Sie beteuern bis heute: „Das Opfer solle im Mittelpunkt stehen.“

Die Wahrheit ist jedoch eine andere: Das Einzige, was in diesem Fall im Mittelpunkt steht, erstmals in diesem Ausmaß belegt werden konnte und an die Öffentlichkeit gelangt,  ist der gnaden- sowie erbarmungslose Umgang der Kirche mit den Opfern.  Die "neue Achtsamkeit" der Kirche, die Sie uns weismachen wollten, besteht  einzig und allein dem mutmaßlichen Täter gegenüber. Alles wird daran gesetzt , einen Beschuldigten zu schützen.  Nichts wird dazu ausgelassen. – Vor allem: keine persönliche Beziehungen der Klerikalen untereinander. Geheimhaltung inklusive. Um  nur ja nicht der Institution Kirche erneut einen Schaden zuzufügen.

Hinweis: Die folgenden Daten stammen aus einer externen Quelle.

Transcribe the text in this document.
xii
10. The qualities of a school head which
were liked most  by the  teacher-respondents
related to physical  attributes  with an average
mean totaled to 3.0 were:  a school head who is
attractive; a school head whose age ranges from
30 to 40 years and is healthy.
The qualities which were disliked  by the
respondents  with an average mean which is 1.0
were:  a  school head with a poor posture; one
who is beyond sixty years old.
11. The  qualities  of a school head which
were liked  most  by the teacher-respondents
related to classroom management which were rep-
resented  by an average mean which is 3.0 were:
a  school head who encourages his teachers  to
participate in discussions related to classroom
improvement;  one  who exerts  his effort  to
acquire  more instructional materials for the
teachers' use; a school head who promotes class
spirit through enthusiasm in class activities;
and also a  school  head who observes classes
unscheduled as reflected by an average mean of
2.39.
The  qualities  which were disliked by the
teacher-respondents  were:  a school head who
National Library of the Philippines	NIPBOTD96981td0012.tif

Zwei Tage zuvor besitzen Sie, Bischof Ackermann, die Dreistigkeit, dem Tagespiegel ein Interview zu geben, in dem Sie Behauptungen aufstellen und Begrifflichkeiten wie z.B. „Opferorientiertheit“ erwähnen. Ein Auftreten, welches an Scheinheiligkeit kaum zu überbieten ist! So behaupten Sie u.a. tatsächlich: 

 „Glaubwürdig zu sein, ist eine Frage des Handelns“.

Werter Bischof Ackermann, wann und wo wird denn gehandelt? 

War es bisher nicht so, dass Sie immer erst dann re-agierten, als sich die Betroffenen selbst bzw. mit unserer Hilfe an die Medien wandten und Sie dadurch gezwungen wurden, öffentlich Stellung zu beziehen? Was hat sich denn bis heute daran geändert?

Mit welcher Frechheit behaupten Sie außerdem: „Klar haben auch wir Mitarbeiterverzeichnisse. Da steht drin, wenn jemand beurlaubt ist oder „in Ruhe“. Aber natürlich lässt sich nicht jede Beurlaubung oder jeder Ruhestand mit einem Hinweis auf sexuellen Missbrauch gleichsetzen.“?

Solche Aussagen sind weitaus mehr eine unverhohlene Lüge Ihrerseits, wenn man Kenntnis darüber hat, wie Sie in Ihrem eigenen Bistum mit auffällig gewordenen Priestern umgehen. Nicht nur bis 2012, sondern nachweislich auch heute noch.  Sie erwähnen explizit, dass die Begrifflichkeit „in den Ruhestand versetzen nicht mit einem Hinweis auf sexuellen Missbrauch gleichzusetzen sei.“ – Dies wäre wünschenswert. Absurderweise führte aber genau diese Formulierung zu einem aktuellen Fall, mit dem Sie demnächst konfrontiert werden. Erneut der Vowurf, dass ein Priester, der des sexuellen Missbrauchs beschuldigt wird, weiterhin im Bistum Trier eingesetzt wird - mindestens einer. Wer weiß, was die Recherchen dahingehend noch an die Öffentlichkeit bringen werden.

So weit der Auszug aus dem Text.